Speaking of running roughshod – ACORN had its federal funding yanked and then went under in the wake of the video releases – and the unrelenting publicity they received on Fox. Where was Fox’s teachable moment there? Set me straight on what I missed, Fox fans. I'm all ears.

One gets the feeling Fox News just didn’t care about any destruction done to ACORN or the Justice Department as the result of those phony, cooked up (by Fox no less) controversies. Meanwhile, O'Reilly and Goldberg are suggesting that Mangum - who has not been making the rounds of cable news shows like Breitbart, O'Keefe and Giles - is the one who has gotten off scot free.


The video, which I inadvertently omitted last night is posted below.

I received the following interesting email from R.B. Parrish, author of "The Duke Lacrosse Case: A Documentary History and Analysis of the Modern Scottsboro."

In this instance, I'm afraid I have to disagree with you.

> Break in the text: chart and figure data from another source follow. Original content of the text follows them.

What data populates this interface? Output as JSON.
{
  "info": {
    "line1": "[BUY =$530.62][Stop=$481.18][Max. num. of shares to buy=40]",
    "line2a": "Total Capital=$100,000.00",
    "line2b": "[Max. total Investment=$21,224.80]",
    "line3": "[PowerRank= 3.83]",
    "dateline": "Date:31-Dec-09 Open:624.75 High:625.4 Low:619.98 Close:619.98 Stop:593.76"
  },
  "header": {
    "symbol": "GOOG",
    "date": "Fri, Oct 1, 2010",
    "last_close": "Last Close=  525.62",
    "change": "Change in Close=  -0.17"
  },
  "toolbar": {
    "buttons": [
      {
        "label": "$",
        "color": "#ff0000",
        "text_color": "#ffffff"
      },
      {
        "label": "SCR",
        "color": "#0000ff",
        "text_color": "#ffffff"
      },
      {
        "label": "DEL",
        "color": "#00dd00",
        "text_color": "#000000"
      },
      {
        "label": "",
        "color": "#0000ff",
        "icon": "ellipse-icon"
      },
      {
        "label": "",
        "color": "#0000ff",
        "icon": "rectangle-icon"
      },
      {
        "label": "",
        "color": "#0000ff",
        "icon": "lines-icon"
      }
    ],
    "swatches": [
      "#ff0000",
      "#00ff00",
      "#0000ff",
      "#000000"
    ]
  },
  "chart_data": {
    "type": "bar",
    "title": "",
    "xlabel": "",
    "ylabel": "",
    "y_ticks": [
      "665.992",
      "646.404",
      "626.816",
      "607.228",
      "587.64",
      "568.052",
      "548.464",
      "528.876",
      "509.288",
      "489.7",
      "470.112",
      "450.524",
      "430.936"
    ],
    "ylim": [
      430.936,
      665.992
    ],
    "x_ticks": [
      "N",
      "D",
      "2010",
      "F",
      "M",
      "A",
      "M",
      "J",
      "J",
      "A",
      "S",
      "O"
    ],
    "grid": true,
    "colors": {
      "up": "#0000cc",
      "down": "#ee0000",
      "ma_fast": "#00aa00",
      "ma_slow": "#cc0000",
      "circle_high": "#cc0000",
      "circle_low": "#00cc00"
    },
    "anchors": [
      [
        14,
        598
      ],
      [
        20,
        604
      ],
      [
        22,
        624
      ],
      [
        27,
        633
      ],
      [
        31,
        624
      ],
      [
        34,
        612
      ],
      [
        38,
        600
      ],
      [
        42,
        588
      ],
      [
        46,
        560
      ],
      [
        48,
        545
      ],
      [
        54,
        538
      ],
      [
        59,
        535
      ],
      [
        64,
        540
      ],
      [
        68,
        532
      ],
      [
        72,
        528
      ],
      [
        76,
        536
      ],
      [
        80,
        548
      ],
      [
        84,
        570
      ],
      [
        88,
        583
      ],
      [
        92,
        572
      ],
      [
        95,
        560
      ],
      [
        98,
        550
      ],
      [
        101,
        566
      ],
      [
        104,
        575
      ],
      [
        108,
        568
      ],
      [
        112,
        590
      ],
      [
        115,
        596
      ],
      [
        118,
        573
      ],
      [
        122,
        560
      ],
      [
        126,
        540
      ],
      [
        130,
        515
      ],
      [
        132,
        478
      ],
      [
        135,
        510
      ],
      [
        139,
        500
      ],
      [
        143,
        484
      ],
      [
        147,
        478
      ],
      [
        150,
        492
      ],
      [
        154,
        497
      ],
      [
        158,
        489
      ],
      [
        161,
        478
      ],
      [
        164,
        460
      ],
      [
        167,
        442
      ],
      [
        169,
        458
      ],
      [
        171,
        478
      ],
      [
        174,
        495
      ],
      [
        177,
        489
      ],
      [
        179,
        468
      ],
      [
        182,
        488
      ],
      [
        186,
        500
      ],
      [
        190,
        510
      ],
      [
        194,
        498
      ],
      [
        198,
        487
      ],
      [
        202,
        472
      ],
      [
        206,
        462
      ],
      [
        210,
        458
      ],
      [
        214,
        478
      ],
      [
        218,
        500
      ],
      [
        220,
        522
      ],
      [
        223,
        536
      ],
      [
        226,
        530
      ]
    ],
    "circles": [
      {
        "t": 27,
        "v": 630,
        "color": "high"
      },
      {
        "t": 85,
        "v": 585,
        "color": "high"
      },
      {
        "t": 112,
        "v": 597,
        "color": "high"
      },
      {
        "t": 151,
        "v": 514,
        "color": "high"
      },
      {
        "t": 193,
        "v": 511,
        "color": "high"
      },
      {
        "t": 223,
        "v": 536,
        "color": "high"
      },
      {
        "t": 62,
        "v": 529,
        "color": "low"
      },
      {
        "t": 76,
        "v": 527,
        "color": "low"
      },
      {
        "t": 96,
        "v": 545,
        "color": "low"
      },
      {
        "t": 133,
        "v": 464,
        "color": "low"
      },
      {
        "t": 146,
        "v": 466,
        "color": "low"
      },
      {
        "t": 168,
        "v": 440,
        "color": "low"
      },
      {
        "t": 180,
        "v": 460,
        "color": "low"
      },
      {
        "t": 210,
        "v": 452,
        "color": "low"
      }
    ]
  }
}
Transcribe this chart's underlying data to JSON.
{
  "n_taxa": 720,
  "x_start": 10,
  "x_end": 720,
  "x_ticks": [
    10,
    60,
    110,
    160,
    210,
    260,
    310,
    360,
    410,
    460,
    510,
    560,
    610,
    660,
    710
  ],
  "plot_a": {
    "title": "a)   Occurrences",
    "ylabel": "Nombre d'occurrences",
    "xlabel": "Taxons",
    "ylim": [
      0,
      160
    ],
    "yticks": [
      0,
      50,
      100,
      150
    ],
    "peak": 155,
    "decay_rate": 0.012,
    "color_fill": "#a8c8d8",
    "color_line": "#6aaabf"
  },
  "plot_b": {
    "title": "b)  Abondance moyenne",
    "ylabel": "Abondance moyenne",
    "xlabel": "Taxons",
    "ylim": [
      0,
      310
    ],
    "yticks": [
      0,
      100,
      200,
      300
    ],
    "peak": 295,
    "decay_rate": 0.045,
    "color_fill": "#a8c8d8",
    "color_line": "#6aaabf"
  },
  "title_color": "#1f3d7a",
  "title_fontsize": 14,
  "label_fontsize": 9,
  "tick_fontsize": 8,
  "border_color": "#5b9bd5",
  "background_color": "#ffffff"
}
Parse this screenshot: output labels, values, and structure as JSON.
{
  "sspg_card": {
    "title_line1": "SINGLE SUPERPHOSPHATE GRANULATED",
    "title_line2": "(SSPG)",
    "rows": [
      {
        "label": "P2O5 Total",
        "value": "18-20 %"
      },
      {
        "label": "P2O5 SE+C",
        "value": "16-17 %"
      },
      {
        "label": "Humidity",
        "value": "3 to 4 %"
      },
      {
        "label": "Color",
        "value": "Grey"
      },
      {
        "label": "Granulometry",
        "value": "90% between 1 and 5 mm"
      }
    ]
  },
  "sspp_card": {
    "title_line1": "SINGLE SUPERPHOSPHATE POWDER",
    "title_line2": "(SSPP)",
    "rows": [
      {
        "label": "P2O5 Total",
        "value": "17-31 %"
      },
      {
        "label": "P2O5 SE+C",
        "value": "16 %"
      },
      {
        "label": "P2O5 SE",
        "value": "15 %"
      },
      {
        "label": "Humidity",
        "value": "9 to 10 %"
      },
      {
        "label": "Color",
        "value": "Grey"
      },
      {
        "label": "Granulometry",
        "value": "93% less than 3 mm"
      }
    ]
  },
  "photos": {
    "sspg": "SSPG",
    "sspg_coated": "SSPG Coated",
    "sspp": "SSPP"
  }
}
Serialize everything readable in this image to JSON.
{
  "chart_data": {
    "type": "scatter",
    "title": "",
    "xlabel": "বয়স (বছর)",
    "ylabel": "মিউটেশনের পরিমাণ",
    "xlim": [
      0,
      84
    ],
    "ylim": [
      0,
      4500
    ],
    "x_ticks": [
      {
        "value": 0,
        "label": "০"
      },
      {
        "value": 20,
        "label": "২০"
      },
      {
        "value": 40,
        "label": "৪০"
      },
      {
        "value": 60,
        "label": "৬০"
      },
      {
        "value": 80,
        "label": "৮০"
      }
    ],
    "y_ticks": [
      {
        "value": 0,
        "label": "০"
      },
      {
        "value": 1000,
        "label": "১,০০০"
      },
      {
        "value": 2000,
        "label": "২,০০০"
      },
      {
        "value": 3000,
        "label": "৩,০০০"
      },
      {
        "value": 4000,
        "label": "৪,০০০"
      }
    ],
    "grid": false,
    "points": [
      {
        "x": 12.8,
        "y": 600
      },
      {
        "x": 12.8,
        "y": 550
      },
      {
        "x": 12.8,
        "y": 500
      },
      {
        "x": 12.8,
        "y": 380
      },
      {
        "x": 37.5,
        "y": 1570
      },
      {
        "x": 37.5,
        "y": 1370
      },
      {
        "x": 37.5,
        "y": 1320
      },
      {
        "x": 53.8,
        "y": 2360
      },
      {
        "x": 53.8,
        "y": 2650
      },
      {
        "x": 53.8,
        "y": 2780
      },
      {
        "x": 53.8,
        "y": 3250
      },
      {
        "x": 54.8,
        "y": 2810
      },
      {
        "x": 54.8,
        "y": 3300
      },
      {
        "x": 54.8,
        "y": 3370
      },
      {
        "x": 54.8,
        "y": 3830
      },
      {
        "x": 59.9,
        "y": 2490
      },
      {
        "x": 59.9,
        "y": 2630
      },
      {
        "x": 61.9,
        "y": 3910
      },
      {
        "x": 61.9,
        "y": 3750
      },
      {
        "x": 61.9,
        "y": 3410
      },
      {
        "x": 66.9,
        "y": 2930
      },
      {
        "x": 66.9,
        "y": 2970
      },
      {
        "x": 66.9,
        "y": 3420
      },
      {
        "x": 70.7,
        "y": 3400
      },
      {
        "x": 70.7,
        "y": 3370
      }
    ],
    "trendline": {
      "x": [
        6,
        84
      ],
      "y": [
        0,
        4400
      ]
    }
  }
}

The Times' coverage of the lacrosse case is well-analyzed HERE
and HERE:

The Times, in fact, stood behind Nifong all the way; so much so that IMHO it reached the same levels of 'reportage' as the Alabama papers which "reported" on the Scottsboro boys' alleged crimes (that is, fiction paraded as fact, to stoke the public's outrage about a crime which never happened).

If we are to avoid such injustices as the lacrosse case in the future, we might do well to demonstrate outrage at a media (and this includes more than the Times) which abandoned its job of fair reporting and its watchdog role over government, to back a prosecutor's false case (in which the accused had been proven innocent by DNA testing two weeks before the first arrests were made).

My response:

Thank you for your comments. I didn't follow the Times' coverage of the case and you may well be correct about the biased reporting. But my point was that a) the Times did prominently cover the disintegration of the case (whether you liked that coverage or not) and b) that Mangum's later legal troubles were not comparably newsworthy. Assuming you, O'Reilly and Goldberg are correct about the Times' general coverage of the case, I don't think Mangum's murder charge - which had nothing to do with the actual rape case several years before - deserved front-page or prominent coverage, as O'Reilly and Goldberg suggested. Nor do I think that it's "back-page" status was any kind of proof of the Times' bias. I don't recall O'Reilly making it a prominent story. It wasn't even a prominent story in this discussion, but the latter half of a discussion about the media.

That said, I think it's quite possible the Times fell down in its coverage otherwise (and I never said otherwise).